Don’t be Quick To Quit Your Job To Start Business

Samuel Kwame Boadu
written by Samuel Kwame Boadu

As Africa especially Ghana becomes more digitized as we here news of digitalization and access to the internet is something we all enjoy though very expensive in Ghana as at now, more and more graduates and those working under companies want to quit their day jobs to start their own businesses. The word “entrepreneur” is thrown around a lot these days especially the unemployed, with many people seeing it as a means to enjoy a whole new level of professional, financial and personal freedom.

It is not difficult to see why, either. Having the ability do what you love, when you want and on your own terms is certainly attractive, especially when you could potentially build it into a sizeable income. Don’t be too quick, however, to stop your day job to pursue your entrepreneurial dreams. Many of today’s best-known entrepreneurs consider doing so to be reckless and unnecessary.

Further, there is a lot involved in transitioning from being an employee to becoming your own boss than you may realize. Changing your mindset, your thinking, your ways and actions from that of an employee to an entrepreneur is a major key to successfully bridging that divide. If you operate with the mindset of an employee — a person who is used to working for others and being paid by them — you will almost certainly fail. When you work for other brands and institutions, you do what they tell you to do. As an entrepreneur, you decide what the next best step is, and you execute that step in your day-to-day actions. The latter requires both a significant mindset shift and major discipline(a character that must be developed).

At the same time, in our rapidly changing economy, you would almost be doing yourself a disservice not to start a business as most people call it sideline business. But, how can you do so while working full-time?

If you’re willing to sacrifice much of your free time now to reap the rewards later, to me you have what it takes to become an entrepreneur. Often called the “hybrid path” to entrepreneurship, many successful entrepreneurs started their business while still being employed full-time. This is something most won’t tell you because they project their brand more than where they work.

Don’t Quit your Job yet – Samuel Kwame Boadu


Research has shown that those who kept their day jobs while starting their businesses were 40 to 50 percent more likely to be successful than their risk-taking counterparts who quit immediately to start a business. Leveraging your full-time job in the early days of your business, allows you to build on firmer financial ground, increasing the likelihood that your enterprise will last and thrive through the initial stages. In addition, being entrepreneurial within your existing job allows you to build the necessary skills and traits you will need as you transition from your employee to entrepreneurial role.

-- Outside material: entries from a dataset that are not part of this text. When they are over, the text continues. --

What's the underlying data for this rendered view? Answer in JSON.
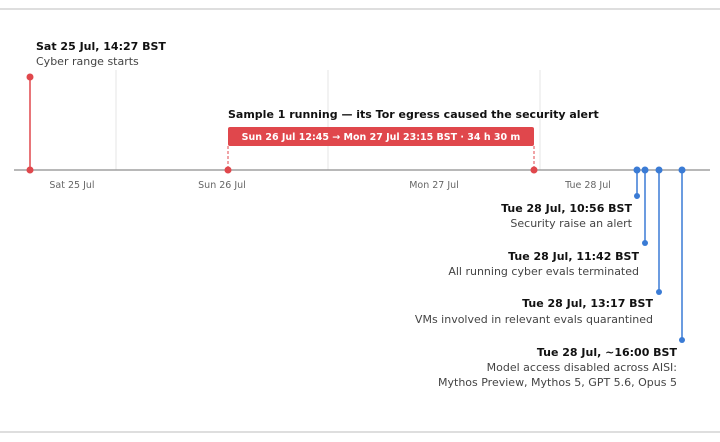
{
  "timeline": {
    "axis_ticks": [
      "Sat 25 Jul",
      "Sun 26 Jul",
      "Mon 27 Jul",
      "Tue 28 Jul"
    ],
    "start_event": {
      "title": "Sat 25 Jul, 14:27 BST",
      "description": "Cyber range starts",
      "color": "#e0474c"
    },
    "sample_run": {
      "caption": "Sample 1 running — its Tor egress caused the security alert",
      "bar_label": "Sun 26 Jul 12:45 → Mon 27 Jul 23:15 BST · 34 h 30 m",
      "color": "#e0474c"
    },
    "response_events": [
      {
        "title": "Tue 28 Jul, 10:56 BST",
        "description": [
          "Security raise an alert"
        ],
        "color": "#3a7bd5"
      },
      {
        "title": "Tue 28 Jul, 11:42 BST",
        "description": [
          "All running cyber evals terminated"
        ],
        "color": "#3a7bd5"
      },
      {
        "title": "Tue 28 Jul, 13:17 BST",
        "description": [
          "VMs involved in relevant evals quarantined"
        ],
        "color": "#3a7bd5"
      },
      {
        "title": "Tue 28 Jul, ~16:00 BST",
        "description": [
          "Model access disabled across AISI:",
          "Mythos Preview, Mythos 5, GPT 5.6, Opus 5"
        ],
        "color": "#3a7bd5"
      }
    ]
  }
}
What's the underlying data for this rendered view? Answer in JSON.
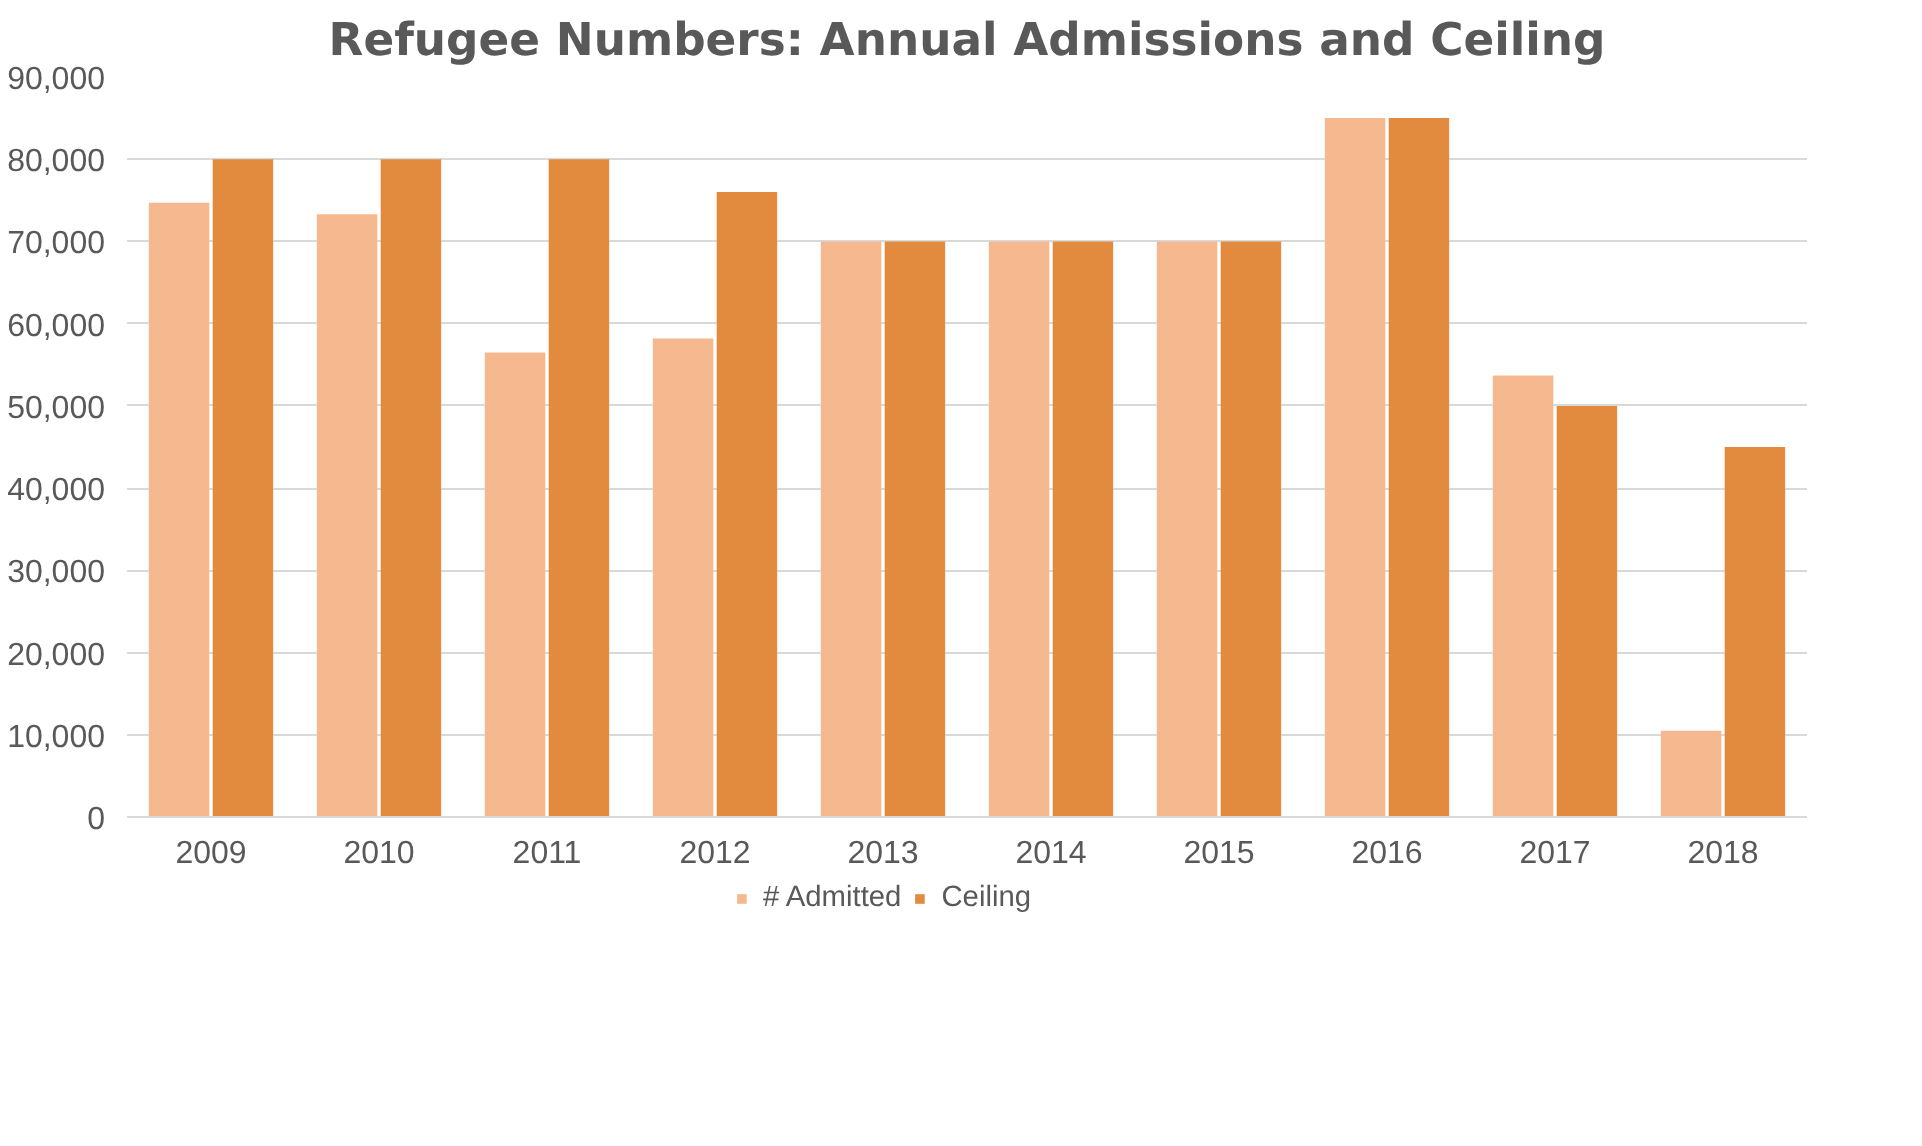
{
  "chart_data": {
    "type": "bar",
    "title": "Refugee Numbers: Annual Admissions and Ceiling",
    "categories": [
      "2009",
      "2010",
      "2011",
      "2012",
      "2013",
      "2014",
      "2015",
      "2016",
      "2017",
      "2018"
    ],
    "series": [
      {
        "name": "# Admitted",
        "color": "#f6b98f",
        "values": [
          74700,
          73300,
          56500,
          58200,
          70000,
          70000,
          70000,
          85000,
          53700,
          10500
        ]
      },
      {
        "name": "Ceiling",
        "color": "#e28a3e",
        "values": [
          80000,
          80000,
          80000,
          76000,
          70000,
          70000,
          70000,
          85000,
          50000,
          45000
        ]
      }
    ],
    "ylim": [
      0,
      90000
    ],
    "yticks": [
      {
        "value": 0,
        "label": "0"
      },
      {
        "value": 10000,
        "label": "10,000"
      },
      {
        "value": 20000,
        "label": "20,000"
      },
      {
        "value": 30000,
        "label": "30,000"
      },
      {
        "value": 40000,
        "label": "40,000"
      },
      {
        "value": 50000,
        "label": "50,000"
      },
      {
        "value": 60000,
        "label": "60,000"
      },
      {
        "value": 70000,
        "label": "70,000"
      },
      {
        "value": 80000,
        "label": "80,000"
      },
      {
        "value": 90000,
        "label": "90,000"
      }
    ],
    "grid": "y",
    "legend": "bottom"
  }
}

Being impatient and chasing short-term gratification or hype just to proof to friends you doing well by quitting your job and going all-in, is risky and often ill-advised. Building slowly and steadily for the long-term is often the wisest course of action.

Still, with all that being said, the time couldn’t be more right to start your own business and become self-sufficient. Unlike in years past, having a job no longer guarantees financial security.

Don’t Quit your job to start business – Samuel Kwame Boadu

Rapid developments in technology and the ever-increasing digitization in Ghana puts creative and business-building tools in the hands of everyone. Whether you have skills to market or a great idea for a product, you too could be the next Dangote or Tony Elumelu

Though the thought of running your own business, spending your days working on something you’re passionate about, and choosing how and where you spend your time is enticing, realize there are days if not years of sleepless nights, cash flow shortfalls and mindset hurdles between you and your destination.

By building your business while working full- or part-time, you will have the cash flow in the short term to get your start up off the ground. Once your business or start up begins bringing in an income which rivals that of your day job, then and only then should you consider whether to pursue it full-time.


Building a business is not for the faint of heart. But, if you’re willing to work crazy hours, delay gratification and learn from your failures, you can build both a business and life like few others. After all, “Life is too short to be living somebody else’s dream.”